An object is traveling along a curved path. At a particular instant the angle between its velocity vector and its acceleration vector is 128 degrees. The magnitude of its acceleration vector is 6.68 m/s2.

At that instant, what is the particle's rate of change of speed? (in m/s2)

Pick one:

a. 6.68
b. -6.68
c. -4.11
d. 4.11
e. -5.26
f. 5.26

Homework Equations

I am not sure which equation to use. That is where I am stuck. No equation I can think of helps me.

The Attempt at a Solution

Created a triangle, one side is the acceleration, the other is velocity. They are bound by a 128° angle. Not sure how to carry on from this point; help needed.

 

[Simon Bridge]

Don't worry about the equation - sketch the diagram.
Draw the two vectors.
Label the angle.
Continue the velocity with a dotted line.
resolve the acceleration against the velocity.

It's just trigonometry - but you have a bit of physics to do first.

The perpendicular component of the acceleration changes the ... what?
The parallel component changes the ...?

 

[shiv604]

Hmm.
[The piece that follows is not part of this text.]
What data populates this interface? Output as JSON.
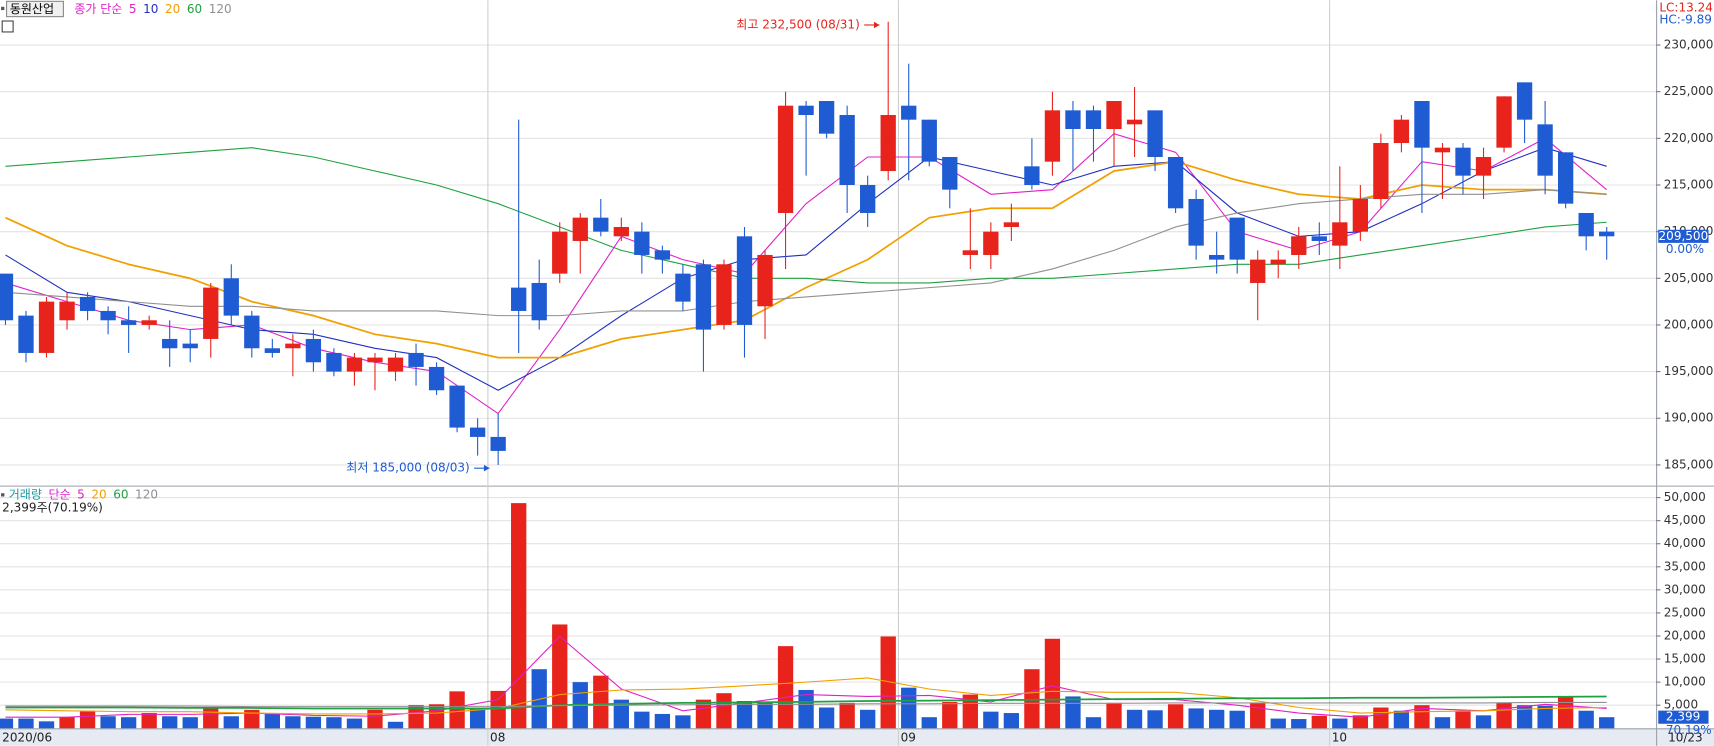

Well I made a triangle, one side velocity, the other acceleration; which was bound by 128 degrees.
I'm stuck on what to do next with this triangle.
I have never seen a problem like this before. I have tried my class notes, my textbook, and google. I cannot seem to grasp what the question is getting at. :(

 

[Simon Bridge]

How to describe it ... put the x-axis along the velocity vector and get the x and y components of the acceleration.

The component along the y-axis changes the direction of the velocity.
(Like in "circular motion".)

The component along the x-axis changes the magnitude, the speed.
(Like in "kinematics".)

 

[shiv604]

ok that makes sense!
I got 4.11 for x, and 5.26 for y.
I am confused on which one affects the rate of change.
Also once I do find which component affects the rate of change, would it be positive or negative?

 

[shiv604]

ooooh 4.11

 

[shiv604]

thanks a bunch!

 

[Simon Bridge]

Don't forget the units.

You now have two acceleration vectors - draw the arrows on your diagram.

You just need to realize that acceleration points in the same direction as force.
So the direction of the acceleration tells you the direction of the force.
You should be able to figure out which is which from that.

If the force would slow it down, then the change in velocity is negative.
If the force would speed it up, then the change in velocity is positive.

 

[shiv604]

yes thank you simon!

 

[Simon Bridge]

No worries: now you have a fancy new tool :)